Et de lister les éléments constitutifs selon lui de cette complexité:
  • "D’abord car les aidants eux-mêmes ont déjà souvent un mal de chien à définir ce dont ils ont réellement besoin". "Sans compter qu’en plus, il y a souvent un malentendu de départ compliqué à dissiper: l’espoir des aidants tentés de croire que via aide/répit, tout va redevenir peu ou prou ‘comme avant’. Or ce n’est pas possible."

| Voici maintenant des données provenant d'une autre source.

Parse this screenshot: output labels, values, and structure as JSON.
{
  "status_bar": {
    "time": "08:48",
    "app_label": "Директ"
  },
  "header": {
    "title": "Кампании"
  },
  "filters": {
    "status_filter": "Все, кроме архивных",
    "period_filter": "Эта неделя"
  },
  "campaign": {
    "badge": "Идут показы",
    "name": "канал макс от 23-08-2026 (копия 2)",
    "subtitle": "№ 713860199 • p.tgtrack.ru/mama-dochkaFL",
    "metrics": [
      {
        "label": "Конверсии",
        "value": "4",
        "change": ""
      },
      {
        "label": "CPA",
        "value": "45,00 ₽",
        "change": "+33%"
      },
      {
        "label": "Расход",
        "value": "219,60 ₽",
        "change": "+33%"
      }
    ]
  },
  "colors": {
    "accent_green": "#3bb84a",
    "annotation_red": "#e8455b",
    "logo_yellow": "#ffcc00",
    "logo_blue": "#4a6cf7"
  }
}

"Or face à cette complexité, je considère que dans nos établissements, on n’est pas compétents. Non que les salariés de nos Ehpad soient incompétents -ils sont même plutôt très bons dans ce qu’ils font. Mais pour accompagner les aidants, il faut une pluriprofessionnalité forte -des regards soignants, médicaux, psychologues, ergothérapeutes, psychomotriciens, assistants sociaux, juristes, éthiques... Mais citez-moi un Ehpad ayant tout ce monde-là! Quand, simple exemple, le ratio des psychologues en Loire-Atlantique est de l’ordre de 0,15 ETP pour 80 résidents, comment voulez-vous mettre en place un système vraiment pertinent pour aider les aidants?"
  • "Deuxième obstacle: le manque de moyens". Lieu commun peut-être, mais obstacle "fondamental"
  • "Troisième écueil, la course au ‘toujours plus’". "Avec tout ce que l’on nous demande [à nous Ehpad]", avec "toutes les normes et obligations qui pleuvent, j’ai un peu l’impression que l’on court sans cesse, mais qu’au bout du compte… on ne bouge pas de place. Rien ne change", a pointé Philippe Caillon.